Bella: mały piesek, który ugryzł ją w nogę, by uwolnić się z miejsca, w którym ją związali

Spisie treści:

Anonim

Historia Belli jest bardzo bolesna. Musiała gryźć nogę, aż została amputowana, aby uwolnić się z miejsca, w którym zostawili ją związaną i bez jedzenia.

Jakieś bezduszne istoty zostawiły ją związaną na tarasie domu z kablami. Zaplątała się i musiała tak działać, aby się uwolnić i uratować życie. Co za wytrwałość tego psa!

Bella, pies, który uratował jej życie

Porzucenie i życie na ulicy przyniosło nam bardzo mocne historie o tym, jak szczenięta, które żyją w ten sposób, dają sobie radę. Tym razem opowiemy Wam o Belli, psie, którego życie naznaczone jest bólem i obojętnością człowieka.

Zgodnie z komentarzem Best Friend Animal Society, właścicielka psa zostawiła ją samą, bez jedzenia, bez wody i przywiązaną na podwórku swojego domu, położonego w Saginaw, Michigan, Stany Zjednoczone. Każdy dzień w takiej sytuacji był dla niej nieszczęściem.

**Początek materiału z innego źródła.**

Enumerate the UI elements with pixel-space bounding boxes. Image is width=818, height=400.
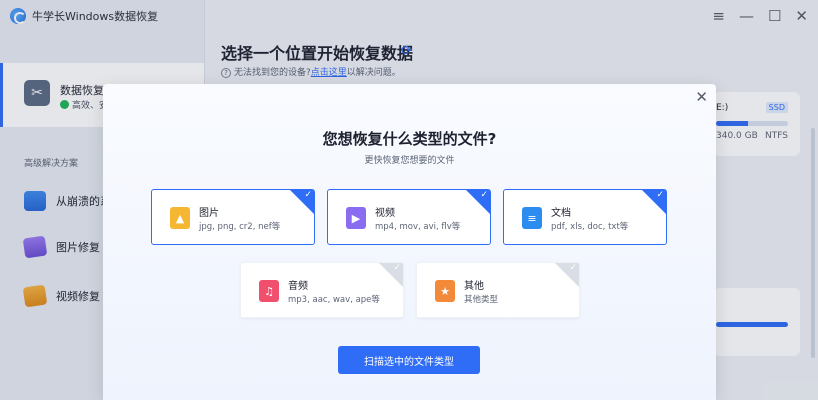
file-type-dialog: ✕ 您想恢复什么类型的文件? 更快恢复您想要的文件 ▲ 图片 jpg, png,… xyxy=(103,84,716,400)
check-icon: ✓ xyxy=(304,190,312,200)
check-icon: ✓ xyxy=(569,263,577,273)
card-desc: jpg, png, cr2, nef等 xyxy=(199,222,281,232)
scan-selected-types-button[interactable]: 扫描选中的文件类型 xyxy=(338,346,480,374)
file-type-card-videos[interactable]: ▶ 视频 mp4, mov, avi, flv等 ✓ xyxy=(327,189,491,245)
card-desc: pdf, xls, doc, txt等 xyxy=(551,222,629,232)
card-name: 音频 xyxy=(288,281,308,292)
card-name: 其他 xyxy=(464,281,484,292)
file-type-card-documents[interactable]: ≡ 文档 pdf, xls, doc, txt等 ✓ xyxy=(503,189,667,245)
card-desc: mp3, aac, wav, ape等 xyxy=(288,295,380,305)
image-icon: ▲ xyxy=(170,207,190,229)
audio-icon: ♫ xyxy=(259,280,279,302)
dialog-subtitle: 更快恢复您想要的文件 xyxy=(364,156,455,166)
close-icon[interactable]: ✕ xyxy=(695,88,708,106)
card-name: 文档 xyxy=(551,208,571,219)
card-desc: 其他类型 xyxy=(464,295,499,305)
video-icon: ▶ xyxy=(346,207,366,229)
file-type-card-other[interactable]: ★ 其他 其他类型 ✓ xyxy=(416,262,580,318)
other-icon: ★ xyxy=(435,280,455,302)
card-name: 视频 xyxy=(375,208,395,219)
file-type-card-audio[interactable]: ♫ 音频 mp3, aac, wav, ape等 ✓ xyxy=(240,262,404,318)
check-icon: ✓ xyxy=(393,263,401,273)
card-name: 图片 xyxy=(199,208,219,219)
check-icon: ✓ xyxy=(656,190,664,200)
check-icon: ✓ xyxy=(480,190,488,200)
file-type-card-images[interactable]: ▲ 图片 jpg, png, cr2, nef等 ✓ xyxy=(151,189,315,245)
document-icon: ≡ xyxy=(522,207,542,229)
dialog-title: 您想恢复什么类型的文件? xyxy=(322,130,497,148)
card-desc: mp4, mov, avi, flv等 xyxy=(375,222,461,232)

W obliczu tej sytuacji i widząc, że jej bliscy nie wracają i spędzają godziny bez możliwości jedzenia czy czegokolwiek, podjęła niewiarygodną i bolesną decyzję.

Co się stało z łapą psa?

Okazuje się, że Bella, zmęczona czekaniem, ugryzła jedną ze swoich tylnych łap, aż ją amputowała, bo była do niej przywiązana. Została uratowana dzięki temu, że niektórzy usłyszeli jej krzyki bólu. Zbliżając się, zobaczyli głośną i smutną scenę.

„Wejście na podwórko i zobaczenie Belli tak zrozpaczonej tego dnia było niewyobrażalnie bolesne” – powiedziała Desiree, oficer ds. opieki nad zwierzętami hrabstwa Saginaw.

Fundacja, która ją uratowała, zwróciła uwagę, że pomimo stanu zdrowia i głodu nigdy nie była wobec nich agresywna. Wręcz przeciwnie, poruszała ogonem i była czuła. Wkrótce potem odnaleziono właściciela hodowli i postawiono zarzuty porzucenia i zaniedbania.

Bez nogi, ale wolna i szczęśliwa, tak żyje Bella

Po uratowaniu Bella zaczęła nowe życie. Był bezpieczny, chociaż teraz powinien zacząć kroczyć przez życie tylko na trzech nogach.

Najpierw kierował Centrum Opieki i Kontroli Hrabstwa Saginaw, a następnie Najlepszymi Przyjaciółmi. Tam dali jej miłość, jedzenie, opiekę weterynaryjną, a nawet rodzinę, bo kiedy była gotowa, została adoptowana.

Jej rodzina skomentowała, że „zabraliśmy ją, aby została z nami w domkach na terenie sanktuarium przez tydzień. Jest taka energiczna i ma taką żywiołową osobowość. Pokochaliśmy ją jeszcze bardziej.”